Employment law and HR expert Jason Ennor, CEO of MyHR, says it is a tricky recruitment landscape but the larger number of highly skilled people looking for work brings opportunities for both business owners and potential employees.
“While some companies are hunkering down and trying to consolidate their teams, businesses in other sectors such as food production, forestry, and the dairy industry need to recruit to help meet the upswing in demand.”
Ennor (pictured) says the current landscape is vastly different to pre-COVID when unemployment was around four percent, there was a skills shortage in many industries, and it was hard to find and keep good people.
MyHR, which services 800 companies and 16,000 employees with software supported by a team of HR experts, is seeing that for companies that are recruiting, there are increasing numbers of top quality and experienced candidates applying for positions.
“Many are from large corporates and great companies so if a business can, the current environment presents a really good opportunity to stack their organisation with highly-skilled people,” says Ennor.

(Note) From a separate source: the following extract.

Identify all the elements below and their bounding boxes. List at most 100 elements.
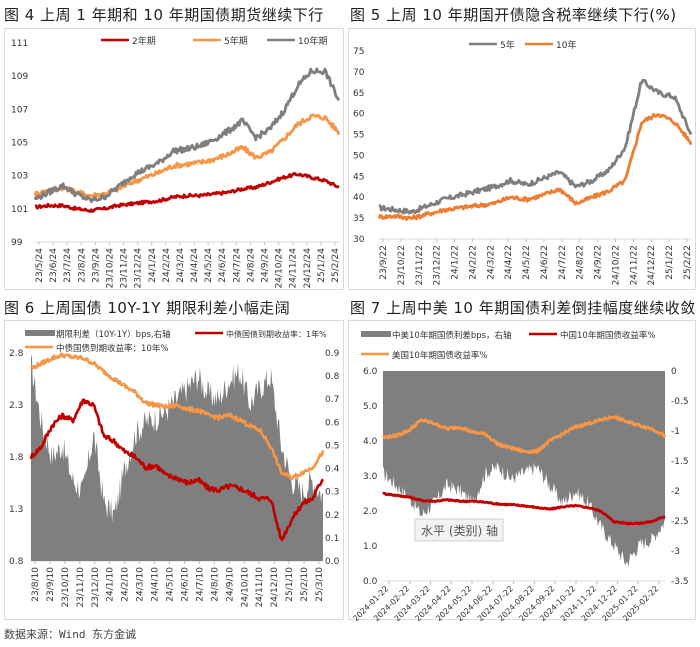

With economists predicting unemployment could double by year’s end – with some forecasts suggesting even higher – and the government’s wage subsidy ending on September 1, many companies will not feel confident about making the financial commitment to recruit staff.
Add to this a recent Westpac survey which revealed peoples’ perceptions of job opportunities and job security had taken a sharp hit.

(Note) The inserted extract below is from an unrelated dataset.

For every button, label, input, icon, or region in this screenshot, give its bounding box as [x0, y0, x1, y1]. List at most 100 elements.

“There is no denying it will be a tough time for many people without jobs and there will be many highly-skilled people out there looking for work but it’s all about being adaptable and flexible which is a quality lockdown has instilled in many people,” says Ennor.
“This is where getting creative with your employment arrangements can help. It’s all about getting the right talent on terms that suit both parties.”

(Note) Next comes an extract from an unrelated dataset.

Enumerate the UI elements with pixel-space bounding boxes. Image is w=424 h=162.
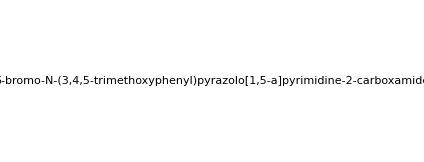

He uses the example of a former marketing manager from one sector lending their expertise on a part time basis to a company in a different industry meaning the business gets their skills and the employee has a source of income.
Ennor points out there are some long-term implications for a busines that are worth considering when taking on temporary or casual employees.
“Sometimes casual can be too casual,” he says. “Finding people and building a strong, cohesive team takes time and energy. Short-term workers may bring considerable skills, but any institutional knowledge and intellectual capital they develop over the course of their tenure will leave when they do. Existing staff may also find it disrupting if the team is in a continual state of flux.”
Other recruitment tips when faced with a recession and high unemployment include:
- Make the most of it – Employees can use their skills part-time or on a contract basis to maintain income and stay active while the economy recovers. Take the opportunity to learn new skills or a new trade. The government is also offering training assistance such as the fees-free Targeted Training and Apprenticeships Fund.
- Define what an organisation needs now and in future – Approach your planning like a restructure. Define your organisation’s goals and aspirations, both short and long-term. Then use that strategy to determine if you have any gaps in your current workforce or whether you are going to need more people going forward. This will inform what types of candidates and skills are needed.
- Be clear about contractor vs employee – Be clear about the difference between a contract role and an employee to ensure it complies with the Employment Relations Authority regulations. Many employers have been tripped up by a contracting situation being regular employment.
- Outsourcing and tech solutions – Identify non-core business activities that can be outsourced to provide a range of benefits including reducing costs, flexibility, and avoiding the need to recruit new people. Recruitment and HR technology can also help streamline the hiring process and using technology to place job ads on social media helps with applicant tracking, pre-employment assessments, and remote interviewing.
- Keep being a good employer – Just because NZ is facing a recession, it doesn’t mean an organisation can overlook its obligations as an employer. All employment laws about acting in good faith and being fair and reasonable still apply. Beyond that, try to offer as much job security as possible, be honest and treat people well.